ICML 21 - Voice2Series: Adversarial Reprogramming Acoustic Models for Time Series Classification

Apache License 2.0

66 stars 10 forks source link

Problem when shifting labels to zero in binary classification problems with negative labels #2

Open DominguesPH opened 1 year ago

DominguesPH commented 1 year ago

Hello! I would like to report a possible bug.

Code: v2s_main.py Lines: 43-45

When we have multi-class problems, such as ECG 5000 where the original labels are [1,2,3,4,5], the mod function applied in lines 43-45 shifts the labels to zero correctly, so we obtain the values [0,1,2,3,4] as labels.

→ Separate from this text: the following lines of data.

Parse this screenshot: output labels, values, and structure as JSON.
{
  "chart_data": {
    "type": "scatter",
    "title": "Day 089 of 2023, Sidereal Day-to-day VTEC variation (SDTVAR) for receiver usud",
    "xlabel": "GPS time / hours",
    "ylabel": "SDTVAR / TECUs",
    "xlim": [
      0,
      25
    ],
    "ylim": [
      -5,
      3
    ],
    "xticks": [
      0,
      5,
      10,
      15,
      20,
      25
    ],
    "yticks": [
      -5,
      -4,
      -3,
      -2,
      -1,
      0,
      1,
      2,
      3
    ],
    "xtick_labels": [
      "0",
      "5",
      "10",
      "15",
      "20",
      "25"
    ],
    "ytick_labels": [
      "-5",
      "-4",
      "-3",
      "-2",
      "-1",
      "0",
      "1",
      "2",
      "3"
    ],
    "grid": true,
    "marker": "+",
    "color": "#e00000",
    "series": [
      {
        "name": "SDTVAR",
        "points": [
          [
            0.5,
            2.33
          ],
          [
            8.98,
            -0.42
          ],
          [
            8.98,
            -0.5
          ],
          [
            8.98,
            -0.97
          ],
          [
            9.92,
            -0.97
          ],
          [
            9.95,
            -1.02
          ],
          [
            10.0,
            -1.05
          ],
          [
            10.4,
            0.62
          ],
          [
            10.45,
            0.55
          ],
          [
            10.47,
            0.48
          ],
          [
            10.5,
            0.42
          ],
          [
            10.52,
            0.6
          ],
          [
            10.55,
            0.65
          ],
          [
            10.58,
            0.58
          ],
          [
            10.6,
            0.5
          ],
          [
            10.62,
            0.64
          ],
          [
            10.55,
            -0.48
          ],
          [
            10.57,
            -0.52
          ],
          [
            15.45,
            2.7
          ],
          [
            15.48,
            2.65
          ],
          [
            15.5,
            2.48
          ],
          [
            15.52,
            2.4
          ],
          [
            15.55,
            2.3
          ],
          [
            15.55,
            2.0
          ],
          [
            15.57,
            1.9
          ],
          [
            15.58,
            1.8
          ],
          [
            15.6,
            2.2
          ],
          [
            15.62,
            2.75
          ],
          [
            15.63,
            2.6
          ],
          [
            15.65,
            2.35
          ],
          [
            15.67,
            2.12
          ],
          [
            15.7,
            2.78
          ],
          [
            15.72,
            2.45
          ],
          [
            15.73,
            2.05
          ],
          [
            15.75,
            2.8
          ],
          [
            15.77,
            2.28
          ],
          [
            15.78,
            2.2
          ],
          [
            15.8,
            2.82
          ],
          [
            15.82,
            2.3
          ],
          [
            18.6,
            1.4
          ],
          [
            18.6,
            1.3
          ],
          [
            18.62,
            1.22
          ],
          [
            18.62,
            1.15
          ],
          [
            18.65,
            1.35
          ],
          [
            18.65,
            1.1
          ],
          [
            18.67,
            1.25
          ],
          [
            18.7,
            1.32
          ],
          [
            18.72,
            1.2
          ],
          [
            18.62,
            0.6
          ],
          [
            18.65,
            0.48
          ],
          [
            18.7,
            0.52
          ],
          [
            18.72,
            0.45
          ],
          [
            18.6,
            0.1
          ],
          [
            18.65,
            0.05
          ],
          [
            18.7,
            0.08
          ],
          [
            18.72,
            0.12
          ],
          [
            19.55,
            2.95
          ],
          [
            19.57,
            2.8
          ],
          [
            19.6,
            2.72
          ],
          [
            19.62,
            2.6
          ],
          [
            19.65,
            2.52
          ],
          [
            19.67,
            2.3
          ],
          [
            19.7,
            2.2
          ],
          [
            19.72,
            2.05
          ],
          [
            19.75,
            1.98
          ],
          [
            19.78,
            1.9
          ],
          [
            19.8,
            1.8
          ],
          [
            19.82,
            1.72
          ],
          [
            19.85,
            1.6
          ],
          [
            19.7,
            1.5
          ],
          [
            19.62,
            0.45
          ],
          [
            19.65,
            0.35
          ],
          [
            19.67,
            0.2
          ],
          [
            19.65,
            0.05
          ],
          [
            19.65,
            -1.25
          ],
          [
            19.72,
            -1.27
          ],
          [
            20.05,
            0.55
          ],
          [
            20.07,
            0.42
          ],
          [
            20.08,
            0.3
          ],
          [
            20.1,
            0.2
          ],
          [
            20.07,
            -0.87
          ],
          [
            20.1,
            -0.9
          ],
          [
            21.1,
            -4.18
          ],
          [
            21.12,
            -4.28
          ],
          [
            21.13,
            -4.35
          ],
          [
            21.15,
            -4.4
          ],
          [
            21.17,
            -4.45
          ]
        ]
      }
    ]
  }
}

However, when we have binary classification with negative labels, such as ECG 200, where the original labels are [-1,1], the mod function used yields 1 as remainder for both cases, and the label vector becomes an array of ones.

Do you agree?

huckiyang commented 1 year ago

Hello @DominguesPH, thank you for asking. I think in the L30 of v2s_main.py https://github.com/huckiyang/Voice2Series-Reprogramming/blob/main/v2s_main.py#L30

    y_train[y_train == -1] = 0
    y_test[y_test == -1] = 0

We pre-assigned negative labels back to positive values. If you want to use the other dataset containing negative values, please consider this value check. Hope this clarifies your question.

DominguesPH commented 1 year ago

Hello @DominguesPH, thank you for asking. I think in the L30 of v2s_main.py https://github.com/huckiyang/Voice2Series-Reprogramming/blob/main/v2s_main.py#L30
    y_train[y_train == -1] = 0
    y_test[y_test == -1] = 0 
We pre-assigned negative labels back to positive values. If you want to use the other dataset containing negative values, please consider this value check. Hope this clarifies your question.

Yes, Huckiyang, I agree with you! Thank you for the answer! I only mention this because the ECG200 is not the only dataset with negative labels (the dataset 0 - Ford-A also considers negative labels) and the L30-L32 code is conditioned according to dataset 2 (ECG200). I don't know if other datasets you've used for testing also have these labels.

huckiyang commented 1 year ago

Hello @DominguesPH, Yes, in our experimental setup, we did some data cleanup. I just made some modifications to this public code for all setups. https://github.com/huckiyang/Voice2Series-Reprogramming/blob/main/v2s_main.py#L30

y_train = [np.uint32(i) for i in y_train]
y_test = [np.uint32(i) for i in y_test]

And I got ~94% for 20 eps by running python v2s_main.py --dataset 0 --eps 20 --mod 2 --seg 18 without tuning the dropout. Thank you again for this discussion.